Re: the Definition given for "Government", David writes:

That's not correct -- what you have defined is "a governed society", not "a government". A government is the institution established by these individuals for that purpose -- it's not the set of individuals being governed.

Hmmm. That was not my intent. Perhaps the phrase "governed individuals" confuses? I used the adjective "governed" to make it clear that no individual is "above the law", as it were.

...Here is a possible counterexample to your claim: I have the right to use force against an individual without their consent, if they have attacked me...Clause 12 should distinguish the initiation of force from self-defensive and retaliatory uses of force.

That's a very good point. I don' t have a quick solution just yet, but I will certainly give it some thought.

I will also have to think back to why I avoided using the "initiation" wording. It is probably due to the fact that my experience with it is that, too often, the underlying principles are ignored in its interpretation, such that the "initiation" wording leads some people to think all that matters is "he started it"...which is insufficient to accommodate such things as pre-emptive strikes where there is evidence that an attack will otherwise occur.

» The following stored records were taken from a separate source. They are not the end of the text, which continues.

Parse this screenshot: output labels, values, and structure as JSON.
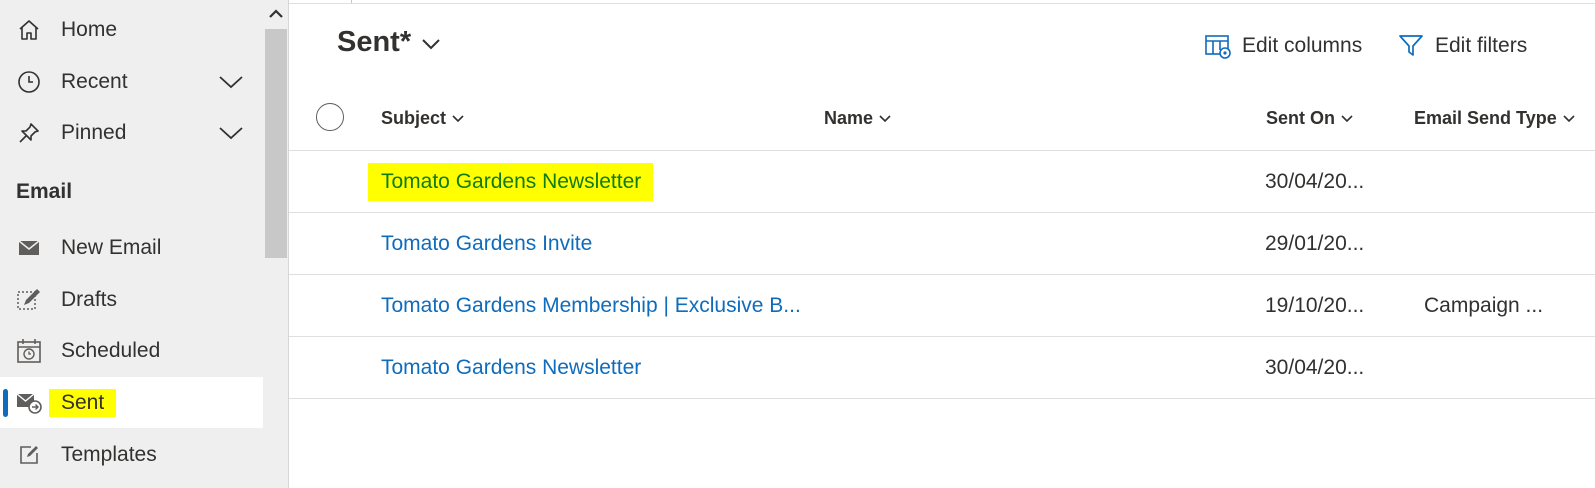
{
  "sidebar": {
    "items": [
      {
        "label": "Home",
        "icon": "home-icon"
      },
      {
        "label": "Recent",
        "icon": "clock-icon",
        "expandable": true
      },
      {
        "label": "Pinned",
        "icon": "pin-icon",
        "expandable": true
      }
    ],
    "section_title": "Email",
    "email_items": [
      {
        "label": "New Email",
        "icon": "envelope-icon"
      },
      {
        "label": "Drafts",
        "icon": "draft-edit-icon"
      },
      {
        "label": "Scheduled",
        "icon": "calendar-clock-icon"
      },
      {
        "label": "Sent",
        "icon": "sent-mail-icon",
        "selected": true
      },
      {
        "label": "Templates",
        "icon": "template-edit-icon"
      }
    ]
  },
  "view": {
    "title": "Sent*"
  },
  "commands": {
    "edit_columns": "Edit columns",
    "edit_filters": "Edit filters"
  },
  "grid": {
    "columns": [
      "Subject",
      "Name",
      "Sent On",
      "Email Send Type"
    ],
    "rows": [
      {
        "subject": "Tomato Gardens Newsletter",
        "name": "",
        "sent_on": "30/04/20...",
        "send_type": "",
        "highlighted": true
      },
      {
        "subject": "Tomato Gardens Invite",
        "name": "",
        "sent_on": "29/01/20...",
        "send_type": ""
      },
      {
        "subject": "Tomato Gardens Membership | Exclusive B...",
        "name": "",
        "sent_on": "19/10/20...",
        "send_type": "Campaign ..."
      },
      {
        "subject": "Tomato Gardens Newsletter",
        "name": "",
        "sent_on": "30/04/20...",
        "send_type": ""
      }
    ]
  },
  "colors": {
    "accent": "#0f6cbd",
    "highlight": "#ffff00",
    "highlight_text": "#107c10",
    "sidebar_bg": "#efefef"
  }
}
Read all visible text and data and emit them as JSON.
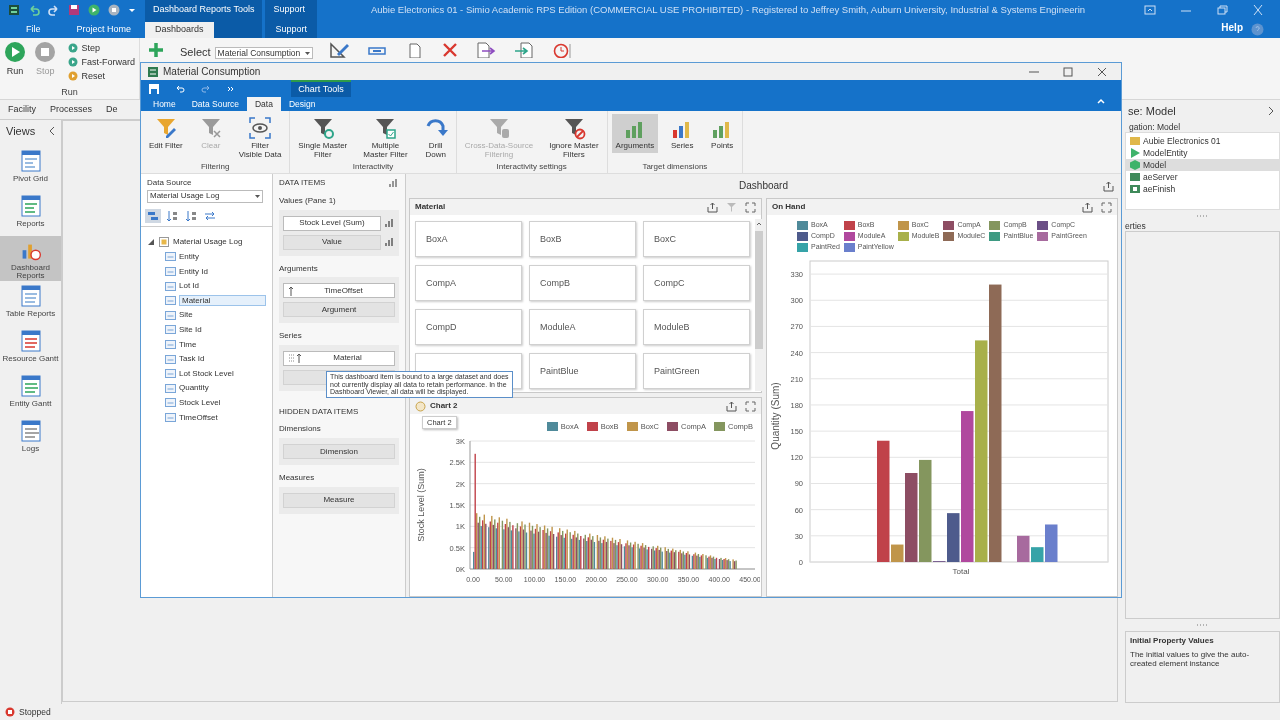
{
  "app": {
    "title": "Aubie Electronics 01 - Simio Academic RPS Edition (COMMERCIAL USE PROHIBITED) - Registered to Jeffrey Smith, Auburn University, Industrial & Systems Engineerin",
    "tabs": [
      {
        "label": "File",
        "selected": false
      },
      {
        "label": "Project Home",
        "selected": false
      }
    ],
    "context_groups": [
      {
        "title": "Dashboard Reports Tools",
        "tabs": [
          {
            "label": "Dashboards",
            "selected": true
          }
        ]
      },
      {
        "title": "Support",
        "tabs": [
          {
            "label": "Support",
            "selected": false
          }
        ]
      }
    ],
    "help": "Help",
    "run_group": {
      "label": "Run",
      "buttons": [
        {
          "label": "Run",
          "disabled": false
        },
        {
          "label": "Stop",
          "disabled": true
        }
      ],
      "small_buttons": [
        {
          "label": "Step"
        },
        {
          "label": "Fast-Forward"
        },
        {
          "label": "Reset"
        }
      ]
    },
    "select": {
      "label": "Select",
      "value": "Material Consumption"
    },
    "view_tabs": [
      {
        "label": "Facility"
      },
      {
        "label": "Processes"
      },
      {
        "label": "De"
      }
    ],
    "views": {
      "title": "Views",
      "items": [
        {
          "label": "Pivot Grid",
          "selected": false
        },
        {
          "label": "Reports",
          "selected": false
        },
        {
          "label": "Dashboard Reports",
          "selected": true
        },
        {
          "label": "Table Reports",
          "selected": false
        },
        {
          "label": "Resource Gantt",
          "selected": false
        },
        {
          "label": "Entity Gantt",
          "selected": false
        },
        {
          "label": "Logs",
          "selected": false
        }
      ]
    },
    "browse": {
      "title": "se: Model",
      "navigation_label": "gation: Model",
      "tree": [
        {
          "label": "Aubie Electronics 01",
          "selected": false
        },
        {
          "label": "ModelEntity",
          "selected": false
        },
        {
          "label": "Model",
          "selected": true
        },
        {
          "label": "aeServer",
          "selected": false
        },
        {
          "label": "aeFinish",
          "selected": false
        }
      ],
      "properties_label": "erties"
    },
    "help_box": {
      "title": "Initial Property Values",
      "text": "The initial values to give the auto-created element instance"
    },
    "status": "Stopped"
  },
  "dialog": {
    "title": "Material Consumption",
    "context_group": "Chart Tools",
    "tabs": [
      {
        "label": "Home",
        "selected": false
      },
      {
        "label": "Data Source",
        "selected": false
      },
      {
        "label": "Data",
        "selected": true
      },
      {
        "label": "Design",
        "selected": false
      }
    ],
    "ribbon_groups": [
      {
        "label": "Filtering",
        "buttons": [
          {
            "label": "Edit Filter",
            "disabled": false,
            "selected": false
          },
          {
            "label": "Clear",
            "disabled": true,
            "selected": false
          },
          {
            "label": "Filter\nVisible Data",
            "disabled": false,
            "selected": false
          }
        ]
      },
      {
        "label": "Interactivity",
        "buttons": [
          {
            "label": "Single Master\nFilter",
            "disabled": false,
            "selected": false
          },
          {
            "label": "Multiple\nMaster Filter",
            "disabled": false,
            "selected": false
          },
          {
            "label": "Drill\nDown",
            "disabled": false,
            "selected": false
          }
        ]
      },
      {
        "label": "Interactivity settings",
        "buttons": [
          {
            "label": "Cross-Data-Source\nFiltering",
            "disabled": true,
            "selected": false
          },
          {
            "label": "Ignore Master\nFilters",
            "disabled": false,
            "selected": false
          }
        ]
      },
      {
        "label": "Target dimensions",
        "buttons": [
          {
            "label": "Arguments",
            "disabled": false,
            "selected": true
          },
          {
            "label": "Series",
            "disabled": false,
            "selected": false
          },
          {
            "label": "Points",
            "disabled": false,
            "selected": false
          }
        ]
      }
    ],
    "data_source": {
      "label": "Data Source",
      "value": "Material Usage Log",
      "tree": {
        "label": "Material Usage Log",
        "expanded": true,
        "children": [
          {
            "label": "Entity",
            "selected": false
          },
          {
            "label": "Entity Id",
            "selected": false
          },
          {
            "label": "Lot Id",
            "selected": false
          },
          {
            "label": "Material",
            "selected": true
          },
          {
            "label": "Site",
            "selected": false
          },
          {
            "label": "Site Id",
            "selected": false
          },
          {
            "label": "Time",
            "selected": false
          },
          {
            "label": "Task Id",
            "selected": false
          },
          {
            "label": "Lot Stock Level",
            "selected": false
          },
          {
            "label": "Quantity",
            "selected": false
          },
          {
            "label": "Stock Level",
            "selected": false
          },
          {
            "label": "TimeOffset",
            "selected": false
          }
        ]
      }
    },
    "data_items": {
      "title": "DATA ITEMS",
      "sections": [
        {
          "label": "Values (Pane 1)",
          "items": [
            {
              "kind": "field",
              "label": "Stock Level (Sum)"
            },
            {
              "kind": "placeholder",
              "label": "Value"
            }
          ]
        },
        {
          "label": "Arguments",
          "items": [
            {
              "kind": "field",
              "label": "TimeOffset"
            },
            {
              "kind": "placeholder",
              "label": "Argument"
            }
          ]
        },
        {
          "label": "Series",
          "items": [
            {
              "kind": "field",
              "label": "Material"
            },
            {
              "kind": "placeholder"
            }
          ]
        }
      ],
      "hidden_title": "HIDDEN DATA ITEMS",
      "hidden_sections": [
        {
          "label": "Dimensions",
          "items": [
            {
              "kind": "placeholder",
              "label": "Dimension"
            }
          ]
        },
        {
          "label": "Measures",
          "items": [
            {
              "kind": "placeholder",
              "label": "Measure"
            }
          ]
        }
      ]
    },
    "dashboard": {
      "title": "Dashboard",
      "material": {
        "title": "Material",
        "items": [
          {
            "label": "BoxA"
          },
          {
            "label": "BoxB"
          },
          {
            "label": "BoxC"
          },
          {
            "label": "CompA"
          },
          {
            "label": "CompB"
          },
          {
            "label": "CompC"
          },
          {
            "label": "CompD"
          },
          {
            "label": "ModuleA"
          },
          {
            "label": "ModuleB"
          },
          {
            "covered": true
          },
          {
            "label": "PaintBlue"
          },
          {
            "label": "PaintGreen"
          }
        ]
      },
      "chart2": {
        "title": "Chart 2",
        "tooltip": "Chart 2",
        "legend": [
          {
            "label": "BoxA",
            "color": "#4f8a9a"
          },
          {
            "label": "BoxB",
            "color": "#c0424a"
          },
          {
            "label": "BoxC",
            "color": "#c0954a"
          },
          {
            "label": "CompA",
            "color": "#8d4d63"
          },
          {
            "label": "CompB",
            "color": "#84965e"
          }
        ],
        "ylabel": "Stock Level (Sum)",
        "y_labels": [
          "3K",
          "2.5K",
          "2K",
          "1.5K",
          "1K",
          "0.5K",
          "0K"
        ],
        "x_labels": [
          "0.00",
          "50.00",
          "100.00",
          "150.00",
          "200.00",
          "250.00",
          "300.00",
          "350.00",
          "400.00",
          "450.00"
        ]
      },
      "on_hand": {
        "title": "On Hand",
        "chart_data": {
          "type": "bar",
          "grid": true,
          "ylabel": "Quantity (Sum)",
          "categories": [
            "Total"
          ],
          "ylim": [
            0,
            345
          ],
          "yticks": [
            0,
            30,
            60,
            90,
            120,
            150,
            180,
            210,
            240,
            270,
            300,
            330
          ],
          "series": [
            {
              "name": "BoxA",
              "color": "#4f8a9a",
              "values": [
                0
              ]
            },
            {
              "name": "BoxB",
              "color": "#c0424a",
              "values": [
                139
              ]
            },
            {
              "name": "BoxC",
              "color": "#c0954a",
              "values": [
                20
              ]
            },
            {
              "name": "CompA",
              "color": "#8d4d63",
              "values": [
                102
              ]
            },
            {
              "name": "CompB",
              "color": "#84965e",
              "values": [
                117
              ]
            },
            {
              "name": "CompC",
              "color": "#6b4f86",
              "values": [
                1
              ]
            },
            {
              "name": "CompD",
              "color": "#4e5b8c",
              "values": [
                56
              ]
            },
            {
              "name": "ModuleA",
              "color": "#b0489e",
              "values": [
                173
              ]
            },
            {
              "name": "ModuleB",
              "color": "#a8b04a",
              "values": [
                254
              ]
            },
            {
              "name": "ModuleC",
              "color": "#8e6a56",
              "values": [
                318
              ]
            },
            {
              "name": "PaintBlue",
              "color": "#3e9a82",
              "values": [
                0
              ]
            },
            {
              "name": "PaintGreen",
              "color": "#a76a9e",
              "values": [
                30
              ]
            },
            {
              "name": "PaintRed",
              "color": "#36a3a8",
              "values": [
                17
              ]
            },
            {
              "name": "PaintYellow",
              "color": "#6a7fcc",
              "values": [
                43
              ]
            }
          ]
        }
      }
    },
    "tooltip": "This dashboard item is bound to a large dataset and does not currently display all data to retain performance. In the Dashboard Viewer, all data will be displayed."
  }
}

BTW by stating 12 in terms of initiation of force, you also include a prohibition against threats, whereas as stated, the "do anything to another individual’s body" phrasing does not generalize to threats.

Another excellent point. Thank-you. I most certainly will have to address threats.

Re: Clause 14, David writes:

A small quibble here: that means that I cannot rightly defend another person, which is surely the wrong conclusion.

I agree with you: I do not think it right that you cannot defend another person. Perhaps "...another individual’s attempt to violate the former individual’s life, or the life of any third individual"?

Re: Clause 15, David writes:

Let me point out that you defined reality (which initially seemed a bit out there, I mean what controversy can there be, but it's not a bad idea to be explicit), but you didn't define justice. Do you mean "social justice"? (Of course not, but leaving this really important concept up in the air in any way can have devastating consequences later on).

Re: Clause 16, David writes:

I think this has to go, or at least be massively elaborated. My property rights define things that I may do; you may have an interest that intersects with my property, and I can rightfully restrict your actions w.r.t. my property. I do not want a constitutional clause saying that I can't thwart a person's interest in my property without their permission. Your proper liberty stops at my property line: that's what is missing from this clause. I do see clause 20: again, I'm looking for total integration. My suggestion is that matters of property must be defined first and that questions about liberty follow from that -- and are stated in terms of property.

David: I must thank you some more. Your comment - with which I agree - reminded me of that nightmare of a song "Sign, sign, everywhere a sign".

I'll have another look at the justice section, in light of your comments concerning it. Thanks.